KPK pada hari ini mengumumkan penetapan Sjamsul Nursalim dan istrinya Itjih Nursalim tersangka dugaan tindak pidana korupsi bersama-sama dengan Syafruddin Arsyad Temenggung selaku Kepala BPPN (Badan Penyehatan Perbankan Nasional) dalam proses pemenuhan kewajiban pemegang saham BDNI selaku obligor BLBI kepada BPPN yang menyebabkan kerugian keuangan negara hingga Rp4,58 triliun.
Terkait perkara ini sudah ada mantan Kepala BPPN Syafruddin Arsyad Temenggung yang putusannya sudah di tingkat banding Pengadilan Tinggi DKI Jakarta dan dinyatakan bersalah divonis selama 15 tahun penjara dan denda Rp1 miliar.
Dalam proses penyelidikan sejak Agustus 2019, KPK juga sudah mengirimkan surat panggilan kepada Sjamsul Nursalim dan Itjih Nursalim baik ke alamat di Indonesia maupun Singapura yaitu pada 8-9 Oktober 2018, 22 Oktober 2018, dan 28 Desember 2018 namun tidak ada panggilan yang dipenuhi keduanya.
“Sekali lagi pengumuman hari ini juga merupakan panggilan kepada yang bersangkutan untuk kooperatif. Kita memang ssudah yakin seandainya yang bersangkutan tidak kooperatif akan disidangkan secara in absentia, tapi kerja sama-kerja sama internasional KPK mengupayakan semaksimal mungkin agar bisa disidangkan,” ujar Laode.

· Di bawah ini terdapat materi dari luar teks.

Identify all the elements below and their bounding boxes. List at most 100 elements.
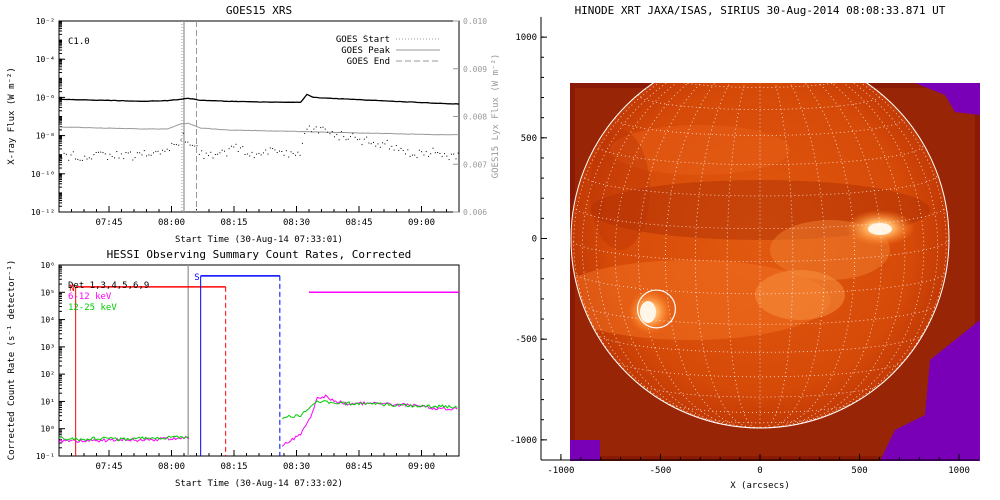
goes-short-point — [159, 153, 161, 155]
hessi-y-tick-label: 10⁻¹ — [36, 452, 55, 461]
goes-short-point — [297, 151, 299, 153]
solar-limb — [570, 83, 950, 429]
goes-short-point — [100, 151, 102, 153]
goes-short-point — [279, 150, 280, 152]
goes-short-point — [434, 152, 436, 154]
hessi-y-tick-label: 10³ — [41, 343, 55, 352]
goes-short-point — [175, 144, 177, 146]
xrt-image — [570, 83, 980, 461]
goes-short-point — [263, 152, 264, 154]
goes-short-point — [120, 153, 122, 155]
goes-short-point — [240, 147, 241, 149]
xrt-y-tick-label: 1000 — [515, 33, 537, 43]
goes-y-right-label: GOES15 Lyx Flux (W m⁻²) — [491, 54, 501, 179]
goes-short-point — [322, 126, 324, 128]
xrt-x-tick-label: 500 — [851, 466, 867, 476]
goes-short-point — [228, 148, 230, 150]
hessi-series — [59, 291, 459, 447]
goes-legend-end-label: GOES End — [347, 57, 390, 67]
goes-short-point — [237, 151, 239, 152]
xrt-corner-top-right — [915, 83, 980, 115]
goes-short-point — [123, 158, 125, 160]
goes-short-point — [379, 146, 381, 148]
heliographic-grid — [571, 83, 949, 428]
goes-short-point — [187, 141, 189, 143]
goes-y-tick-label: 10⁻¹² — [31, 208, 55, 217]
hessi-x-tick-label: 08:00 — [158, 462, 185, 472]
goes-short-point — [162, 149, 164, 151]
goes-y-right-axis: 0.010 0.009 0.008 0.007 0.006 — [453, 17, 487, 217]
hessi-flag-label: S — [194, 273, 199, 283]
goes-short-point — [251, 151, 253, 153]
longitude-line — [581, 83, 761, 417]
goes-y-right-tick-label: 0.006 — [463, 208, 487, 217]
goes-short-point — [414, 154, 416, 156]
goes-chart: GOES15 XRS 10⁻² 10⁻⁴ 10⁻⁶ 10⁻⁸ 10⁻¹⁰ 10⁻¹² 0.… — [7, 4, 501, 245]
xrt-title: HINODE XRT JAXA/ISAS, SIRIUS 30-Aug-2014… — [575, 4, 946, 17]
goes-short-point — [448, 159, 450, 161]
goes-short-point — [210, 151, 212, 153]
goes-short-point — [214, 154, 216, 155]
goes-short-point — [201, 150, 203, 152]
goes-short-point — [457, 152, 459, 154]
goes-short-series — [59, 125, 459, 161]
goes-short-point — [418, 149, 420, 151]
goes-x-tick-label: 08:45 — [345, 218, 372, 228]
hessi-chart: HESSI Observing Summary Count Rates, Cor… — [7, 248, 460, 489]
goes-short-point — [324, 128, 326, 130]
goes-short-point — [233, 146, 235, 148]
hessi-y-label: Corrected Count Rate (s⁻¹ detector⁻¹) — [7, 260, 17, 460]
goes-short-point — [288, 156, 290, 158]
latitude-line — [571, 238, 949, 262]
goes-legend-start-label: GOES Start — [336, 35, 390, 45]
goes-y-right-tick-label: 0.007 — [463, 160, 487, 169]
latitude-line — [581, 174, 939, 197]
goes-short-point — [276, 152, 278, 153]
latitude-line — [596, 334, 924, 353]
hessi-flag-lines: NS — [69, 265, 281, 456]
hessi-legend-6-12: 6-12 keV — [68, 292, 112, 302]
goes-short-point — [327, 131, 329, 133]
goes-short-point — [366, 136, 368, 138]
hessi-x-tick-label: 09:00 — [408, 462, 435, 472]
goes-y-tick-label: 10⁻⁴ — [36, 55, 55, 64]
goes-short-point — [446, 155, 448, 157]
latitude-line — [668, 403, 852, 413]
goes-short-point — [439, 152, 441, 154]
goes-short-point — [63, 152, 65, 154]
goes-short-point — [59, 159, 60, 161]
hessi-plot-frame — [58, 264, 460, 457]
goes-short-point — [318, 132, 319, 134]
goes-short-point — [382, 142, 384, 144]
hessi-x-tick-label: 07:45 — [95, 462, 122, 472]
hessi-y-tick-label: 10¹ — [41, 397, 55, 406]
goes-series — [59, 93, 459, 161]
goes-y-axis: 10⁻² 10⁻⁴ 10⁻⁶ 10⁻⁸ 10⁻¹⁰ 10⁻¹² — [31, 17, 65, 217]
goes-short-point — [178, 144, 180, 146]
goes-short-point — [389, 148, 390, 150]
goes-short-point — [441, 155, 443, 157]
goes-short-point — [274, 149, 276, 151]
goes-short-point — [336, 134, 338, 135]
goes-short-point — [143, 150, 145, 152]
goes-x-axis: 07:45 08:00 08:15 08:30 08:45 09:00 — [58, 206, 460, 228]
goes-short-point — [196, 145, 198, 147]
hessi-legend-det: Det 1,3,4,5,6,9 — [68, 281, 149, 291]
goes-short-point — [361, 144, 363, 146]
goes-short-point — [141, 154, 143, 156]
goes-short-point — [153, 152, 154, 154]
longitude-line — [664, 83, 761, 428]
goes-short-point — [423, 154, 425, 156]
goes-short-point — [311, 131, 313, 133]
xrt-axes: -1000 -500 0 500 1000 1000 500 0 -500 -1000 — [510, 33, 970, 476]
goes-short-point — [345, 139, 347, 141]
goes-short-point — [86, 158, 88, 160]
goes-short-point — [127, 152, 129, 154]
goes-short-point — [350, 136, 351, 138]
goes-short-point — [290, 151, 292, 153]
goes-short-point — [409, 155, 411, 157]
goes-short-point — [226, 155, 228, 157]
goes-short-point — [171, 142, 173, 144]
goes-short-point — [91, 158, 93, 160]
goes-short-point — [308, 125, 310, 127]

Sejumlah upaya juga sudah dilakukan KPK, misalnya kerja sama antara lembaga penegak hukum khususnya lembaga penegak hukum antikorupsi baik bilateral, regional maupun multilateral.
“Kita punya jaringan kedua yaitu Interpol dengan minta bantuan kepolisian dan ketiga pihak Imigrasi kita juga bisa melakukan hal yang sama. Selain itu, jalur-jalur diplomatik dengan menggunakan perwakilan RI di luar negeri atau lokasi yang dianggap tempatnya sekarang kami terus melakukan koordinasi,” ungkap Laode.
Sidang “in absentia” perkara korupsi diatur dalam pasal 38 ayat (1) Dalam hal terdakwa telah dipanggil secara sah, dan tidak hadir di sidang pengadilan tanpa alasan yang sah, maka perkara dapat diperiksa dan diputus tanpa kehadirannya; (3) Putusan yang dijatuhkan tanpa kehadiran terdakwa diumumkan oleh penuntut umum pada papan pengumuman pengadilan, kantor pemerintah daerah atau diberitahukan kepada kuasanya; (5) Dalam hal terdakwa meninggal dunia sebelum putusan dijatuhkan dan terdapat bukti yang cukup kuat bahwa yang bersangkutan telah melakukan tindak pidana korupsi, maka hakim atas tuntutan penuntut umum menetapkan perampasan barang-barang yang telah disita.
Sudah pernah ada juga kasus korupsi yang disidangkan secara “in absentia”, yaitu Hesham Al Warraq dan Rafat Ali Rizvi pada 2010 dalam kasus korupsi Bank Century.
Majelis hakim yang diketuai Marsudin Nainggolan dalam persidangan yang berlangsung secara “in absentia” menyatakan, kedua terdakwa terbukti bersalah melakukan tindak pidana korupsi dan pencucian uang, yang menimbulkan kerugian bagi negara sebesar Rp3,1 triliun.
Selain menjatuhkan hukuman penjara, kedua terdakwa juga diharuskan membayar uang pengganti sebesar Rp3,1 triliun, plus denda Rp15 miliar dengan subsider enam bulan kurungan.